Trabajaba para una gran empresa de telefonía, os aseguro que la conocéis.
Esta empresa recientemente tenía una política de cero barreras y la totalidad de la gigante oficina no tenía cubículos ni espacios que delimitaran un departamento de otro, rollito Google, por lo que las 500 personas de una misma planta digamos que estaban en la misma sala.
Llevaba dos meses allí y todavía estaba en esa fase en la que debes demostrar que eres válido y quedar bien con tus compañeros.

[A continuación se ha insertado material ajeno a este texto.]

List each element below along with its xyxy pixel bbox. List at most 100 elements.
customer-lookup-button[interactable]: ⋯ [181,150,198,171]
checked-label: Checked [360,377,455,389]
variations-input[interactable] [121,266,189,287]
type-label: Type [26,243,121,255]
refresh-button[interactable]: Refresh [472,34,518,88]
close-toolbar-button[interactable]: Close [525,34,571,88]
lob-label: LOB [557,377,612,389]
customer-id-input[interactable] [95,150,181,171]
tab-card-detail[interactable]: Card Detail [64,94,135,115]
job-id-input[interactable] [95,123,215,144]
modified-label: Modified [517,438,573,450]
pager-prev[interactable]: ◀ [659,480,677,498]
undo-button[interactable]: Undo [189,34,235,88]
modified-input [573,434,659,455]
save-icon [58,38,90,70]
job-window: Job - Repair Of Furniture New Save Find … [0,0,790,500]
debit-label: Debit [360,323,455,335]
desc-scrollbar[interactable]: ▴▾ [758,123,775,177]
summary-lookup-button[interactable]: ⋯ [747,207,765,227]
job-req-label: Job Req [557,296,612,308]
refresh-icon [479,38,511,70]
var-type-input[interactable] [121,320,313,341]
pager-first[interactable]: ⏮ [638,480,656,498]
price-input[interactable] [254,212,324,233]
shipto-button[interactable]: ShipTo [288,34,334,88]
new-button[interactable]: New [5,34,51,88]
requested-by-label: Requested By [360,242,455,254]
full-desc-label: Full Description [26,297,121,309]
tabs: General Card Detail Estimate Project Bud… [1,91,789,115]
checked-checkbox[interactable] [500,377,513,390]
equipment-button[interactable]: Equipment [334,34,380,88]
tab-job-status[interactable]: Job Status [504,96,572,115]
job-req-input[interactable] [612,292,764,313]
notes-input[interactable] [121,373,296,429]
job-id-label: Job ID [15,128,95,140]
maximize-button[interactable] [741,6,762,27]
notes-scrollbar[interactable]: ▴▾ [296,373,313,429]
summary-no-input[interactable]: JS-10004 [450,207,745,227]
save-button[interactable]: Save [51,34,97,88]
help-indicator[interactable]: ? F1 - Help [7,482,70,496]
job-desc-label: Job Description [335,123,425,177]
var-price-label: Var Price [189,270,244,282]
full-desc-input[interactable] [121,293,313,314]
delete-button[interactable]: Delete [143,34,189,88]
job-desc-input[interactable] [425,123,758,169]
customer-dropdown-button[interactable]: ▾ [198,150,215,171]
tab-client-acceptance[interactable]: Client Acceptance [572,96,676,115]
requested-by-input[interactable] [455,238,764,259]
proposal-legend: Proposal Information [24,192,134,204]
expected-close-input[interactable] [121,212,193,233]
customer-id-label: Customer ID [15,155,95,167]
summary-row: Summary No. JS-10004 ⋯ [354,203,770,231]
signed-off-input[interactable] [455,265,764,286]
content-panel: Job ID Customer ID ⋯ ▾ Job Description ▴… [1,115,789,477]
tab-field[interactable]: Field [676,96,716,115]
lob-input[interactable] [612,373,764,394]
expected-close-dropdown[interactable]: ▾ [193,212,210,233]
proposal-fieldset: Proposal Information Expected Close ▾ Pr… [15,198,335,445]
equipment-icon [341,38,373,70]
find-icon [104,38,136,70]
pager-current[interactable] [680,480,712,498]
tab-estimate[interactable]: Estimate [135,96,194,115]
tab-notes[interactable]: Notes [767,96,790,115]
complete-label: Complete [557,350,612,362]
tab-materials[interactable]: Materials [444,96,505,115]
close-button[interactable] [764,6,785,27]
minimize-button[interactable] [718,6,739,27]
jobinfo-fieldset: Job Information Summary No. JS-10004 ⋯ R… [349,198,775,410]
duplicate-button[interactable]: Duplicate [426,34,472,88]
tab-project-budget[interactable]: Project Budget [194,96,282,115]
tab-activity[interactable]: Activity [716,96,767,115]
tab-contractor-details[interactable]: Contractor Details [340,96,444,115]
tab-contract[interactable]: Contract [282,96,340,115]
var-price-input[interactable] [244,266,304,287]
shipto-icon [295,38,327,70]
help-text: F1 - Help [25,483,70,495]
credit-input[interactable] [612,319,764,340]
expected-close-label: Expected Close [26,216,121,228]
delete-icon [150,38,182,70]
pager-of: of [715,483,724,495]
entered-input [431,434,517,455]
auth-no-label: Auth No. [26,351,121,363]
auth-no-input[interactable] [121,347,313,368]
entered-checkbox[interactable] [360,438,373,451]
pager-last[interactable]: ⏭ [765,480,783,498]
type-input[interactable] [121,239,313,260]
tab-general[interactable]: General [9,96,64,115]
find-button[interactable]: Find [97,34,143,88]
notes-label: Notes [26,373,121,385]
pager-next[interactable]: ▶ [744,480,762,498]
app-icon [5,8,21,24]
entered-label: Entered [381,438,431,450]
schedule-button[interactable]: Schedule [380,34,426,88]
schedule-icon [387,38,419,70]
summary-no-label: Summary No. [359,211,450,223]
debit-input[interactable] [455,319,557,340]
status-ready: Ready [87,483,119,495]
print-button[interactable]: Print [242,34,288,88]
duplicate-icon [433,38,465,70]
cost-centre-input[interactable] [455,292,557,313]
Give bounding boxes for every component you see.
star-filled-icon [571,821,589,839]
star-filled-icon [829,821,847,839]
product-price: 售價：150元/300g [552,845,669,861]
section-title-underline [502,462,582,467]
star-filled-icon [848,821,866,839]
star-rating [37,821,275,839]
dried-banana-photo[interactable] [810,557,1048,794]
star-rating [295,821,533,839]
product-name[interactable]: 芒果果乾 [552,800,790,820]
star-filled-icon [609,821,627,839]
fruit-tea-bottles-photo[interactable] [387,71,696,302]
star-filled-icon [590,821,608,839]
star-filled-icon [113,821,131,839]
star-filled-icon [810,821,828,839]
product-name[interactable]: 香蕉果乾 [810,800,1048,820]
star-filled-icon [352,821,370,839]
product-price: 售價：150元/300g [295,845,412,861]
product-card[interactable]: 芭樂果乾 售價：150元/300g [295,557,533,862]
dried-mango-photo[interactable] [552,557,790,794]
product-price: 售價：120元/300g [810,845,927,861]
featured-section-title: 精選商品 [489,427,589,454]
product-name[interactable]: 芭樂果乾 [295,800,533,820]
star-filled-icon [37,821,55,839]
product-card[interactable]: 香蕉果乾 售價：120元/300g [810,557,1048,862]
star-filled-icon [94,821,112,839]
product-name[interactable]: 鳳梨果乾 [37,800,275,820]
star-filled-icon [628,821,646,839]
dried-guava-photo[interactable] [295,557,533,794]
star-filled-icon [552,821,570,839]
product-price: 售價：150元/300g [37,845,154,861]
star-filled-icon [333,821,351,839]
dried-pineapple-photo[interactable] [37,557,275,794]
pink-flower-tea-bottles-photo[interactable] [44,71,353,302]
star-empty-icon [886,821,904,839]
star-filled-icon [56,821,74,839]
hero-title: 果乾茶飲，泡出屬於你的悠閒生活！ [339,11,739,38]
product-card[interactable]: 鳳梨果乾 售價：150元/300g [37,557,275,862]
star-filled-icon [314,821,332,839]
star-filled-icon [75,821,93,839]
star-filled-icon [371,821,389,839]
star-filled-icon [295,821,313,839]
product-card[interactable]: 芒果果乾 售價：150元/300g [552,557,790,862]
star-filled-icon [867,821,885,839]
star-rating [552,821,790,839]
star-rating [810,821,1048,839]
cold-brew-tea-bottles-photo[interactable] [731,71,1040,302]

Bien, pues un dia random de mucho frío en mi casa, ventanas cerradas, me levanto como siempre muy temprano en la mañana y me empiezo a preparar el tupper de comida que me llevaba a la oficina, saco una cebolla ya abierta de la nevera que tenía en un recipiente desde hacía dos días y la meto en la sartén para después meterla en el tupper del trabajo. A esto, hay que añadir que soy alérgico y muchos días me levanto con la nariz ultra tapada teniendo que respirar por la boca y por supuesto, no huelo absolutamente nada.

Me pongo el abrigo, cojo mi moto, llego al trabajo, subo al décimo piso y cuando me quito el abrigo, lo dejo en la taquilla y voy caminando por la oficina para llegar a mi puesto (recordemos que este recorrido es completamente diáfano y vas pasando uno a uno por cada grupo de mesas).

No os imagináis lo que es avanzar por una multitud de gente y que todos a tu paso vayan levantando la cabeza, se vayan llevando las manos a la nariz, se pongan de pie y huyan despavoridos…. Cuando me dí cuenta, miré para detrás y aquello parecía un ataque de Napalm, una granada de gas lacrimógeno que hacía que literalmente cientos de personas abandonaran su puesto de trabajo importándoles una mierda quien estuviera delante y luchando por su vida.
Lo que allí se formó no tenía antecedentes, gente corriendo en tacones, dando palmadas en la espalda del compañero que odiaban y encerrándose en las dos únicas salas que tenían cristales a modo de pared.
Si en ese momento hubiera podido prenderme fuego a mi mismo, creedme que hubiera sido la mejor opción. Este ataque químico que había hecho el nuevo, sirvió para debate las dos siguientes semanas. Yo confesé el crimen involuntario, pero a día de hoy, sigo si entender el proceso químico se dio en aquella sartén y en aquella cebolla.